Keberanian dan ketenangan Komarudin dalam menghadapi musuh menjadikannya sosok yang ditakuti oleh tentara Belanda. Setelah kematian Jenderal Soedirman, karier militer Komarudin meredup akibat tuduhan keterlibatan dengan gerakan DI/TII.
Meskipun tuduhan tersebut tidak terbukti, kariernya tidak kembali bersinar. Namun, nama baiknya kemudian direhabilitasi.
Setelah mundur dari militer, Komarudin hidup sebagai preman yang disegani di Kotagede dan kemudian di Jakarta. Dia dikenal sebagai preman yang baik hati dan tetap kebal terhadap senjata api.
Keberadaannya di Jakarta diduga diketahui oleh Presiden Soeharto yang memberikan jatah beras bulanan kepada Komarudin.
Pada tahun 1972, Komarudin kembali ke Kotagede dan tak lama kemudian jatuh sakit. Meski dirawat, kekebalannya membuat suntikan tidak mempan padanya. Komarudin mengembuskan napas terakhirnya pada tahun 1973 dan dimakamkan secara militer di Yogyakarta.
Namanya tetap dikenang, salah satunya dengan Masjid Al Komarudin di Sleman. Ada versi lain yang menyebutkan bahwa setelah mundur dari militer, Komarudin kembali ke desa kelahirannya di Maluku Tenggara bersama istrinya.

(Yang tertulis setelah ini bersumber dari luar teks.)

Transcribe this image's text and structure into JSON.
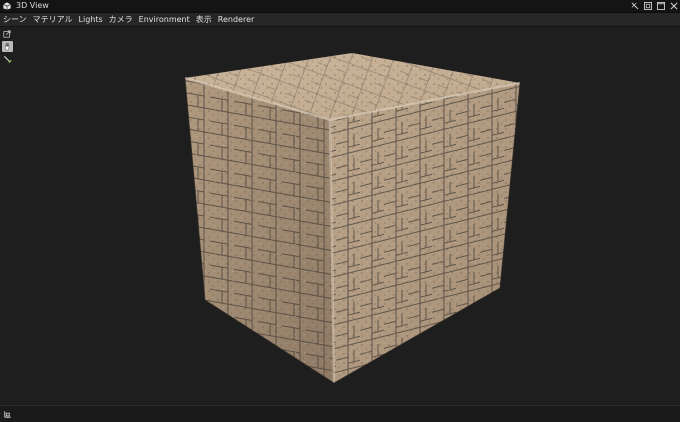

Dia menolak ajakan mantan presiden Soeharto untuk kembali ke Jakarta, dan lebih memilih menghabiskan sisa hidupnya di desa. Letnan Komarudin adalah contoh nyata keberanian, dedikasi, dan kekuatan yang luar biasa. Kisahnya akan selalu menjadi bagian penting dari sejarah perjuangan Indonesia.